Monocytes circulate in the blood as immature phagocytes and differentiate into macrophages or dendritic cells in tissues. Macrophages are long-lived phagocytes that engulf microbes, release cytokines, and present antigens to activate adaptive immunity.

Dendritic Cells

Dendritic cells are professional antigen-presenting cells that sample tissues for pathogens and activate naïve T cells, linking innate and adaptive immunity.

Natural Killer (NK) Cells

NK cells provide rapid defense against infected or abnormal cells by detecting low MHC I expression and releasing perforin and granzymes to induce apoptosis. They are important for killing virally infected and cancerous cells.

Inflammation and Innate Immunity

Definition and Process

Inflammation is the body's rapid response to damage or infection, characterized by increased vascular permeability, recruitment of immune cells, and induction of fever. It is triggered by PAMPs or DAMPs, sensed by PRRs, leading to cytokine/chemokine production and immune cell activation. Controlled inflammation is protective, but uncontrolled inflammation can cause tissue damage.

Pattern Recognition and Microbial Detection

Pattern Recognition Receptors (PRRs)

PRRs detect danger signals such as pathogen-associated molecular patterns (PAMPs) from microbes and damage-associated molecular patterns (DAMPs) from damaged host cells. Five main classes of PRRs include:

• Toll-like receptors (TLRs): Detect LPS, flagellin, peptidoglycan, viral RNA, bacterial DNA.

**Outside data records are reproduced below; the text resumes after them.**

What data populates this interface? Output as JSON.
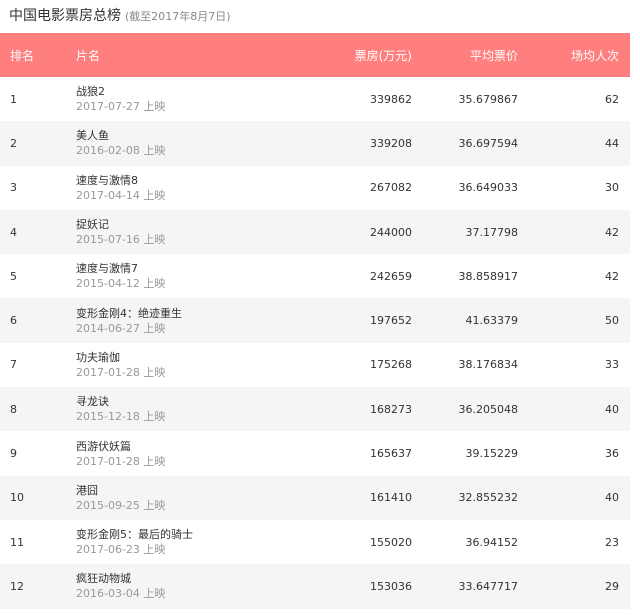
{
  "header": {
    "title": "中国电影票房总榜",
    "subtitle": "(截至2017年8月7日)"
  },
  "table": {
    "columns": [
      "排名",
      "片名",
      "票房(万元)",
      "平均票价",
      "场均人次"
    ],
    "rows": [
      {
        "rank": "1",
        "name": "战狼2",
        "date": "2017-07-27 上映",
        "box": "339862",
        "avg": "35.679867",
        "people": "62"
      },
      {
        "rank": "2",
        "name": "美人鱼",
        "date": "2016-02-08 上映",
        "box": "339208",
        "avg": "36.697594",
        "people": "44"
      },
      {
        "rank": "3",
        "name": "速度与激情8",
        "date": "2017-04-14 上映",
        "box": "267082",
        "avg": "36.649033",
        "people": "30"
      },
      {
        "rank": "4",
        "name": "捉妖记",
        "date": "2015-07-16 上映",
        "box": "244000",
        "avg": "37.17798",
        "people": "42"
      },
      {
        "rank": "5",
        "name": "速度与激情7",
        "date": "2015-04-12 上映",
        "box": "242659",
        "avg": "38.858917",
        "people": "42"
      },
      {
        "rank": "6",
        "name": "变形金刚4：绝迹重生",
        "date": "2014-06-27 上映",
        "box": "197652",
        "avg": "41.63379",
        "people": "50"
      },
      {
        "rank": "7",
        "name": "功夫瑜伽",
        "date": "2017-01-28 上映",
        "box": "175268",
        "avg": "38.176834",
        "people": "33"
      },
      {
        "rank": "8",
        "name": "寻龙诀",
        "date": "2015-12-18 上映",
        "box": "168273",
        "avg": "36.205048",
        "people": "40"
      },
      {
        "rank": "9",
        "name": "西游伏妖篇",
        "date": "2017-01-28 上映",
        "box": "165637",
        "avg": "39.15229",
        "people": "36"
      },
      {
        "rank": "10",
        "name": "港囧",
        "date": "2015-09-25 上映",
        "box": "161410",
        "avg": "32.855232",
        "people": "40"
      },
      {
        "rank": "11",
        "name": "变形金刚5：最后的骑士",
        "date": "2017-06-23 上映",
        "box": "155020",
        "avg": "36.94152",
        "people": "23"
      },
      {
        "rank": "12",
        "name": "疯狂动物城",
        "date": "2016-03-04 上映",
        "box": "153036",
        "avg": "33.647717",
        "people": "29"
      }
    ]
  },
  "colors": {
    "header_bg": "#ff7f7e",
    "row_alt_bg": "#f5f5f5"
  }
}
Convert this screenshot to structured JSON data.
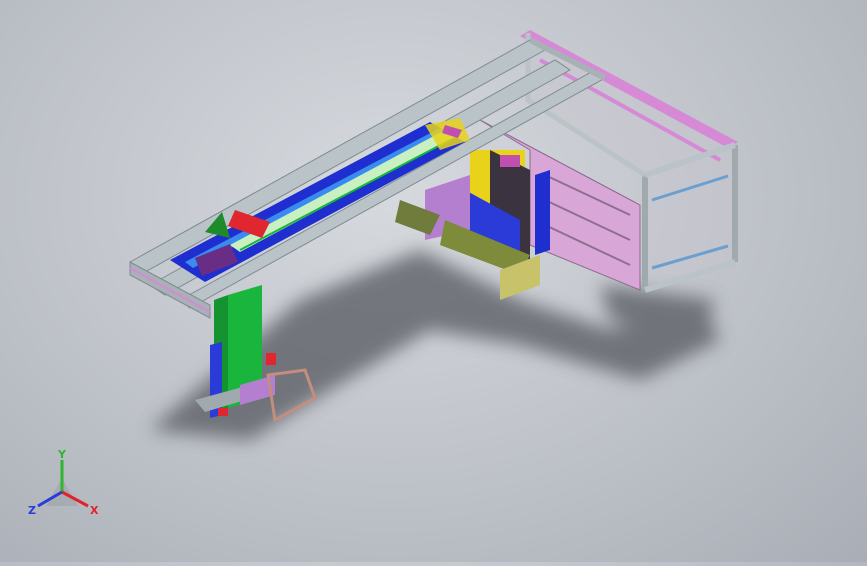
{
  "viewport": {
    "background_top": "#d6d9de",
    "background_bottom": "#a9aeb6"
  },
  "model": {
    "colors": {
      "frame": "#b9c3c8",
      "frame_edge": "#7e8b92",
      "blue_rail": "#1f2ecf",
      "green_column": "#19b53c",
      "purple": "#b57fd0",
      "pink_frame": "#d68ad6",
      "yellow": "#e8d21a",
      "red_carriage": "#e0262e",
      "dark_plate": "#3b3340",
      "shadow": "#5b5e64"
    }
  },
  "triad": {
    "x_label": "X",
    "y_label": "Y",
    "z_label": "Z",
    "x_color": "#e4222b",
    "y_color": "#2fb52f",
    "z_color": "#2a3bd8"
  }
}
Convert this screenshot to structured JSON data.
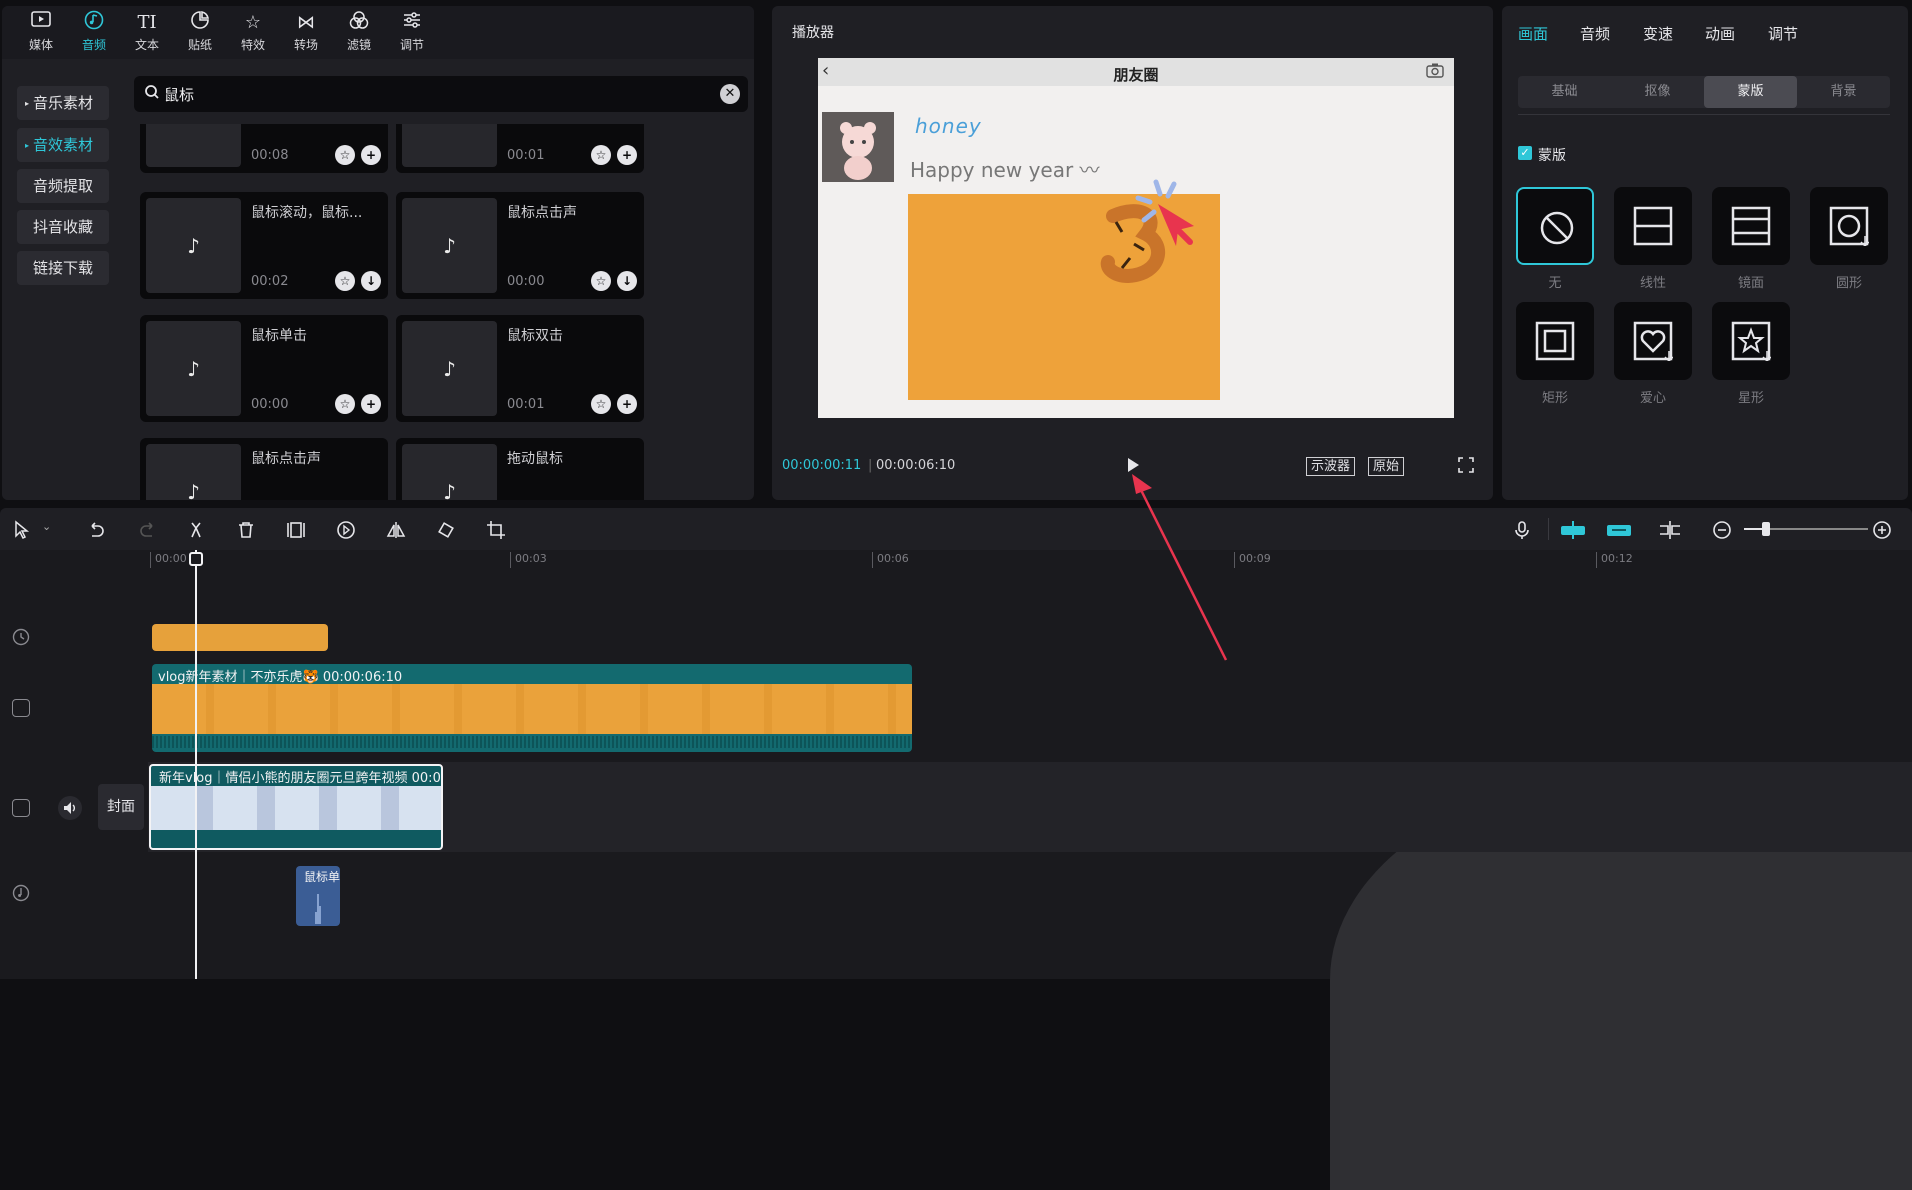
{
  "media_tabs": [
    {
      "label": "媒体",
      "icon": "media-icon"
    },
    {
      "label": "音频",
      "icon": "audio-icon"
    },
    {
      "label": "文本",
      "icon": "text-icon"
    },
    {
      "label": "贴纸",
      "icon": "sticker-icon"
    },
    {
      "label": "特效",
      "icon": "effects-icon"
    },
    {
      "label": "转场",
      "icon": "transition-icon"
    },
    {
      "label": "滤镜",
      "icon": "filter-icon"
    },
    {
      "label": "调节",
      "icon": "adjust-icon"
    }
  ],
  "media_tabs_active": "音频",
  "side_categories": [
    "音乐素材",
    "音效素材",
    "音频提取",
    "抖音收藏",
    "链接下载"
  ],
  "side_categories_active": "音效素材",
  "search": {
    "value": "鼠标"
  },
  "results": [
    {
      "title": "",
      "duration": "00:08"
    },
    {
      "title": "",
      "duration": "00:01"
    },
    {
      "title": "鼠标滚动，鼠标...",
      "duration": "00:02"
    },
    {
      "title": "鼠标点击声",
      "duration": "00:00"
    },
    {
      "title": "鼠标单击",
      "duration": "00:00"
    },
    {
      "title": "鼠标双击",
      "duration": "00:01"
    },
    {
      "title": "鼠标点击声",
      "duration": ""
    },
    {
      "title": "拖动鼠标",
      "duration": ""
    }
  ],
  "player": {
    "title": "播放器",
    "current_time": "00:00:00:11",
    "total_time": "00:00:06:10",
    "oscilloscope_label": "示波器",
    "original_label": "原始",
    "preview": {
      "phone_title": "朋友圈",
      "post_name": "honey",
      "post_text": "Happy new year 〰",
      "image_color": "#eea23a"
    }
  },
  "props": {
    "tabs": [
      "画面",
      "音频",
      "变速",
      "动画",
      "调节"
    ],
    "active_tab": "画面",
    "subtabs": [
      "基础",
      "抠像",
      "蒙版",
      "背景"
    ],
    "active_subtab": "蒙版",
    "mask_toggle_label": "蒙版",
    "mask_enabled": true,
    "masks": [
      "无",
      "线性",
      "镜面",
      "圆形",
      "矩形",
      "爱心",
      "星形"
    ],
    "selected_mask": "无"
  },
  "timeline": {
    "ruler": [
      "00:00",
      "00:03",
      "00:06",
      "00:09",
      "00:12"
    ],
    "vlog_clip_label": "vlog新年素材｜不亦乐虎🐯   00:00:06:10",
    "main_clip_label": "新年vlog｜情侣小熊的朋友圈元旦跨年视频    00:0",
    "audio_clip_label": "鼠标单",
    "cover_label": "封面"
  },
  "colors": {
    "accent": "#2fc7d8",
    "annotation": "#e8344e"
  }
}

• C-type lectin receptors (CLRs): Recognize carbohydrates on fungi and some bacteria.

• RIG-I-like receptors (RLRs): Detect viral RNA in the cytosol.

• NOD-like receptors (NLRs): Sense bacterial cell wall fragments and cell stress signals.

• AIM2-like receptors (ALRs): Recognize cytosolic double-stranded DNA.

PRR-PAMP Interaction Example: LPS-TLR4

LPS, a major PAMP on Gram-negative bacteria, is recognized by TLR4. LBP transfers LPS to CD14, which then presents it to the TLR4–MD2 complex, activating NF-κB signaling and cytokine production.

Summary

Most microbes fail to cause infection due to physical and chemical barriers. When microbes enter, the innate immune system recognizes conserved microbial structures via PRRs, rapidly triggering inflammation and immune cell recruitment. Innate immune cells use strategies such as phagocytosis, degranulation, and cytotoxic killing. Inflammation and fever help contain infection but must be regulated to prevent tissue damage. The innate immune response provides critical early defense and shapes the adaptive immune response.